Siamo in guerra
Ma ci sono differenze

«Siamo in guerra». I governi di mezzo mondo, persino Trump, sono concordi nel lanciare l’allarme. Guerra è e guerra sia. Ma di quale guerra parliamo? Una similitudine evidenzia le consonanze, ma occulta le dissonanze. Nulla si riduce a una semplice replica. Coronavirus è certo una guerra, ma anomala. Nei conflitti ogni comunità è chiamata a sostenere uno sforzo massimo. Saltano allora le regole correnti della vita associata. È lo Stato che s’incarica di guidare, potenziare, coordinare gli sforzi.

Mai come in tempo di guerra l’economia diventa materia di sua competenza, anche per paesi in cui la proprietà privata e i diritti individuali sono sacri. La mobilitazione militare va di pari passo con la mobilitazione industriale. I diritti del cittadino (di parola, di stampa, di associazione, di sciopero, ecc.) sono subordinati allo «stato d’eccezione». Censura, coprifuoco, tesseramento alimentare, presidio militare del territorio, chiusura delle frontiere diventano moneta corrente. Come si vede, oltre a condividere lo stesso stato d’ansia e d’allarme per la vita propria e dei propri cari, sono molte le somiglianze riscontrabili tra guerra vera e l’odierna emergenza coronavirus. Una sorta di coprifuoco diurno e notturno, movimenti sul territorio regolamentati, vita economica sottoposta a vincoli stringenti.

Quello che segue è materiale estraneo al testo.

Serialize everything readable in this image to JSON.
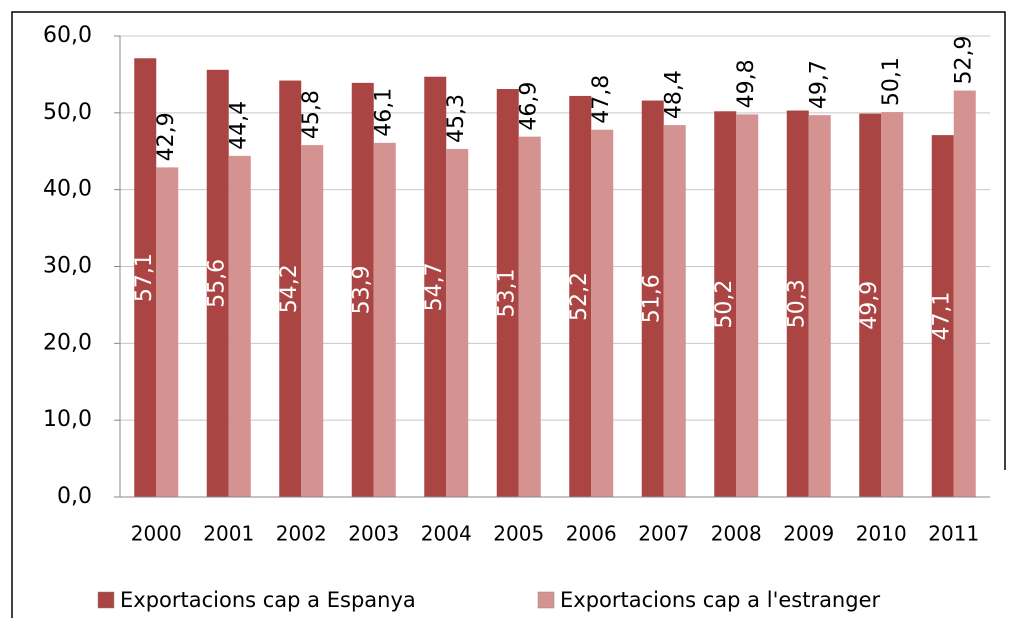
{
  "chart_data": {
    "type": "bar",
    "categories": [
      "2000",
      "2001",
      "2002",
      "2003",
      "2004",
      "2005",
      "2006",
      "2007",
      "2008",
      "2009",
      "2010",
      "2011"
    ],
    "series": [
      {
        "name": "Exportacions cap a Espanya",
        "color": "#ab4543",
        "values": [
          57.1,
          55.6,
          54.2,
          53.9,
          54.7,
          53.1,
          52.2,
          51.6,
          50.2,
          50.3,
          49.9,
          47.1
        ],
        "value_labels": [
          "57,1",
          "55,6",
          "54,2",
          "53,9",
          "54,7",
          "53,1",
          "52,2",
          "51,6",
          "50,2",
          "50,3",
          "49,9",
          "47,1"
        ]
      },
      {
        "name": "Exportacions cap a l'estranger",
        "color": "#d49391",
        "values": [
          42.9,
          44.4,
          45.8,
          46.1,
          45.3,
          46.9,
          47.8,
          48.4,
          49.8,
          49.7,
          50.1,
          52.9
        ],
        "value_labels": [
          "42,9",
          "44,4",
          "45,8",
          "46,1",
          "45,3",
          "46,9",
          "47,8",
          "48,4",
          "49,8",
          "49,7",
          "50,1",
          "52,9"
        ]
      }
    ],
    "ylim": [
      0,
      60
    ],
    "yticks": [
      {
        "value": 0,
        "label": "0,0"
      },
      {
        "value": 10,
        "label": "10,0"
      },
      {
        "value": 20,
        "label": "20,0"
      },
      {
        "value": 30,
        "label": "30,0"
      },
      {
        "value": 40,
        "label": "40,0"
      },
      {
        "value": 50,
        "label": "50,0"
      },
      {
        "value": 60,
        "label": "60,0"
      }
    ],
    "grid": true,
    "legend": "bottom"
  }
}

Fin qui le somiglianze. Ci sono però significative differenze. Nei conflitti militari l’economia si distorce tantissimo. Saltano, infatti, i normali meccanismi di mercato. In compenso la produzione gira a pieno regime. C’è bisogno di tutto: di armi, di vestiario, di cibo, di beni di ogni tipo. Si realizza con ciò un regime di piena occupazione. I giovani sono sotto le armi, donne, bambini, anziani sono irregimentati al lavoro. Tutto il contrario di quello cui stiamo assistendo oggi. Sono crollate al contempo offerta e domanda dei beni. Il lavoro per molti è stato sospeso, per altri è venuto letteralmente meno. C’è il pericolo inoltre che alcune attività non riescano più a riprendersi.

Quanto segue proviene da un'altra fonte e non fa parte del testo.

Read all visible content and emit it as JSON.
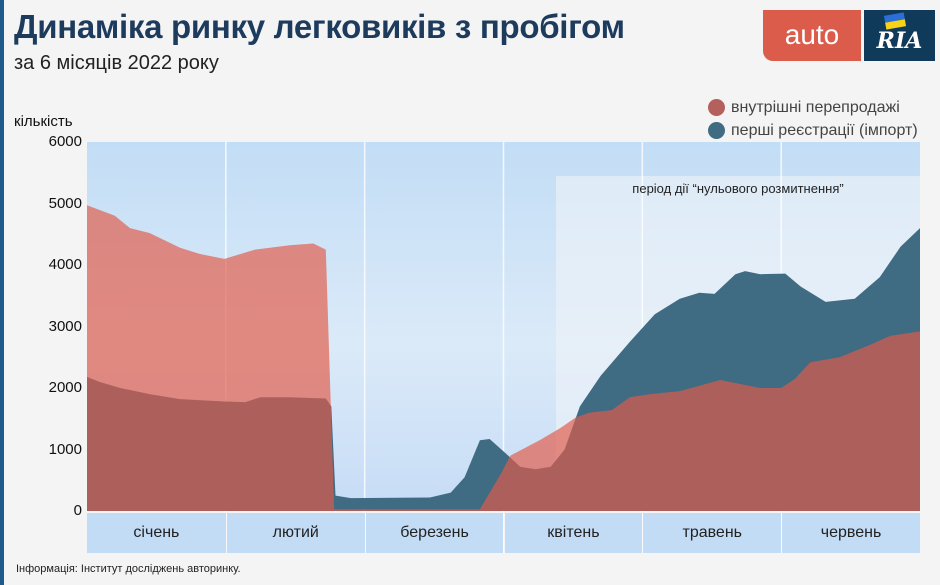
{
  "header": {
    "title": "Динаміка ринку легковиків з пробігом",
    "subtitle": "за 6 місяців 2022 року"
  },
  "logo": {
    "left": "auto",
    "right": "RIA"
  },
  "footer": {
    "source": "Інформація: Інститут досліджень авторинку."
  },
  "chart_data": {
    "type": "area",
    "title": "Динаміка ринку легковиків з пробігом",
    "subtitle": "за 6 місяців 2022 року",
    "xlabel": "",
    "ylabel": "кількість",
    "ylim": [
      0,
      6000
    ],
    "yticks": [
      0,
      1000,
      2000,
      3000,
      4000,
      5000,
      6000
    ],
    "xlim": [
      0,
      6
    ],
    "categories": [
      "січень",
      "лютий",
      "березень",
      "квітень",
      "травень",
      "червень"
    ],
    "annotation": {
      "text": "період дії “нульового розмитнення”",
      "x_range": [
        3.38,
        6
      ]
    },
    "legend_position": "top-right",
    "series": [
      {
        "name": "перші реєстрації (імпорт)",
        "color": "#3f6b83",
        "x": [
          0,
          0.09,
          0.24,
          0.45,
          0.67,
          0.99,
          1.14,
          1.25,
          1.46,
          1.72,
          1.76,
          1.79,
          1.9,
          2.47,
          2.62,
          2.72,
          2.83,
          2.9,
          3.01,
          3.12,
          3.23,
          3.34,
          3.44,
          3.55,
          3.7,
          3.91,
          4.09,
          4.27,
          4.41,
          4.52,
          4.67,
          4.74,
          4.85,
          5.03,
          5.14,
          5.32,
          5.53,
          5.71,
          5.86,
          6
        ],
        "y": [
          2180,
          2100,
          2000,
          1900,
          1820,
          1780,
          1770,
          1850,
          1850,
          1830,
          1700,
          250,
          210,
          220,
          300,
          550,
          1150,
          1170,
          950,
          720,
          680,
          720,
          1000,
          1700,
          2200,
          2750,
          3200,
          3450,
          3550,
          3530,
          3850,
          3900,
          3850,
          3860,
          3650,
          3400,
          3450,
          3800,
          4300,
          4600
        ]
      },
      {
        "name": "внутрішні перепродажі",
        "color": "#d9847c",
        "x": [
          0,
          0.2,
          0.31,
          0.45,
          0.67,
          0.81,
          0.99,
          1.21,
          1.46,
          1.63,
          1.72,
          1.78,
          2.83,
          2.98,
          3.05,
          3.26,
          3.41,
          3.52,
          3.62,
          3.78,
          3.91,
          4.06,
          4.27,
          4.56,
          4.85,
          5.0,
          5.1,
          5.21,
          5.42,
          5.64,
          5.79,
          6
        ],
        "y": [
          4970,
          4800,
          4600,
          4520,
          4280,
          4180,
          4100,
          4250,
          4320,
          4350,
          4250,
          30,
          30,
          600,
          900,
          1150,
          1350,
          1520,
          1600,
          1640,
          1850,
          1900,
          1950,
          2130,
          2000,
          2000,
          2150,
          2420,
          2500,
          2700,
          2850,
          2920
        ]
      }
    ]
  }
}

C’è da ultimo il carico di problemi che viene consegnato al dopo emergenza. La fine della guerra e il rientro dalla situazione del coronavirus sono due passaggi, sì, entrambi parimenti complicati, non però pienamente assimilabili. Alla fine delle due guerre mondiali sono stati molti e gravi i problemi da affrontare: la ricostruzione edilizia dopo le pesanti distruzioni prodotte dai massicci bombardamenti aerei, la riconversione produttiva dalla produzione di armi a quella di beni di consumo, una finanza pubblica disastrata da un’inflazione a doppia cifra e dall’esplosione del debito pubblico. Anche il conto della pandemia coronavirus sarà salato, forse però ancor più salato di quello delle guerre passate: un ampliamento fuori misura del debito pubblico, una pesante desertificazione industriale, il collasso della rete commerciale, una spirale deflazionistica, notoriamente d’ostacolo alla ripresa.

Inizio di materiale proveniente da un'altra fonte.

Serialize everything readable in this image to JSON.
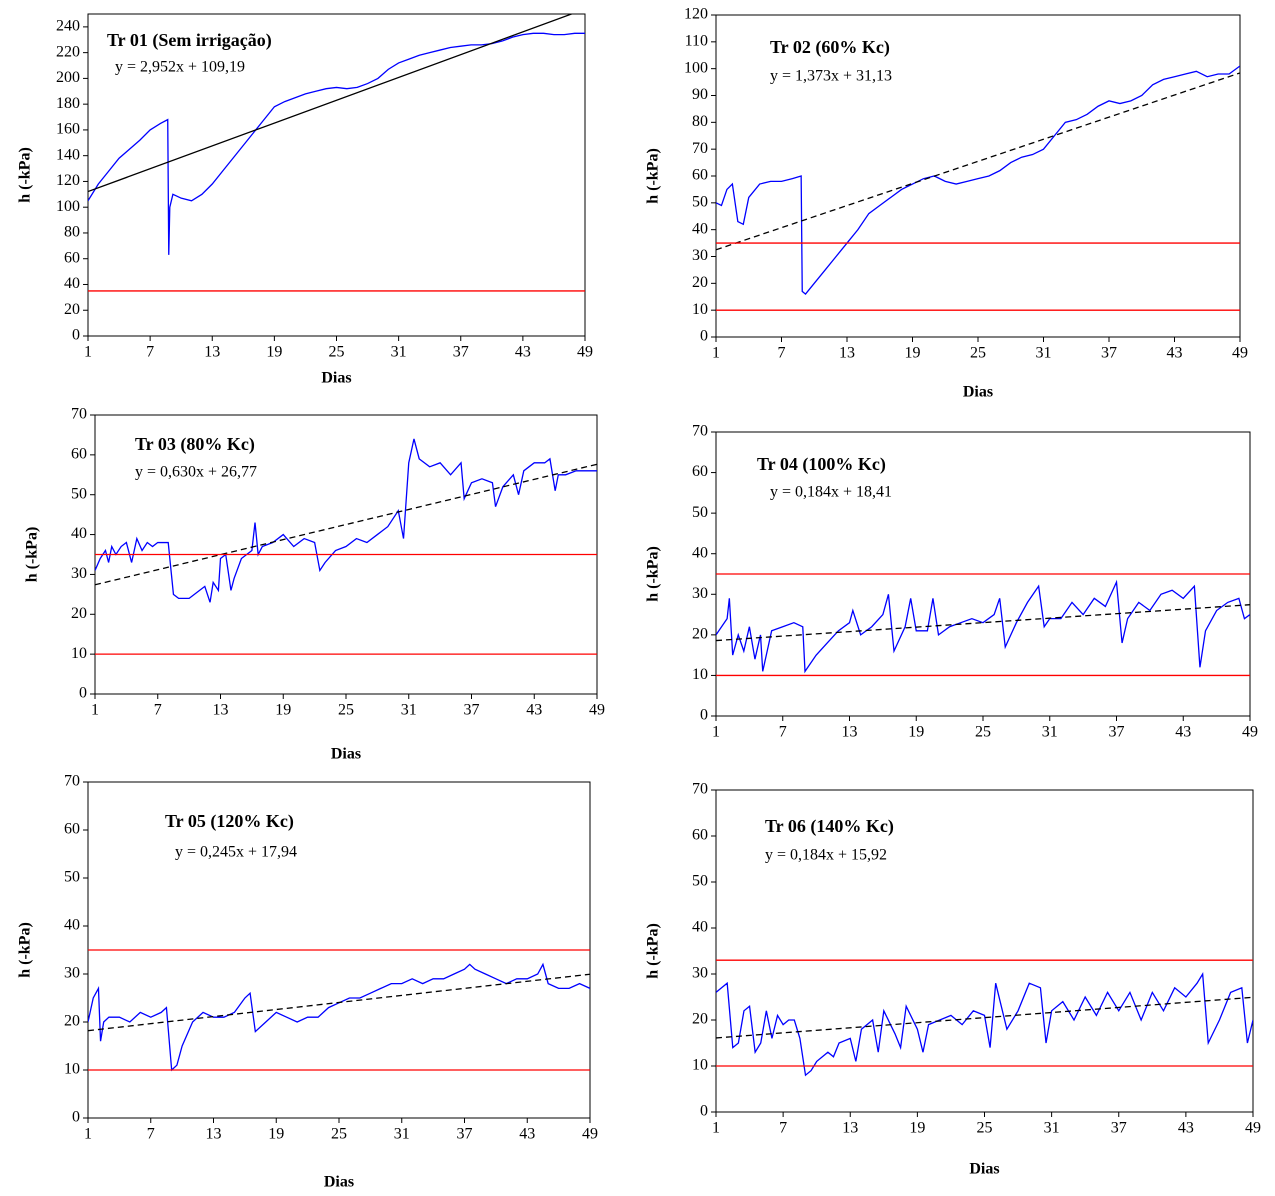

Nell’immediato tutte le nostre energie umane e finanziarie sono assorbite – ci mancherebbe – dall’emergenza sanitaria. Non possiamo, però, disinteressarci dell’emergenza economica che nel frattempo sta montando. Sappiano i politici che i loro concittadini, passata la tempesta, li giudicheranno meno per quel che di positivo sono riusciti a fare per superare l’emergenza che non per le pesanti difficoltà economiche nel frattempo insorte e non adeguatamente affrontate. Conte si atteggia oggi a novello Churchill, lo statista che ebbe il coraggio di chiedere agli inglesi «lacrime e sangue» pur di salvare il suo paese da Hitler. Sappia, però, che alla fine della guerra l’indubbio meritorio salvatore della patria fu licenziato dai suoi elettori senza troppi complimenti per le ristrettezze in cui si erano ritrovati a dibattersi.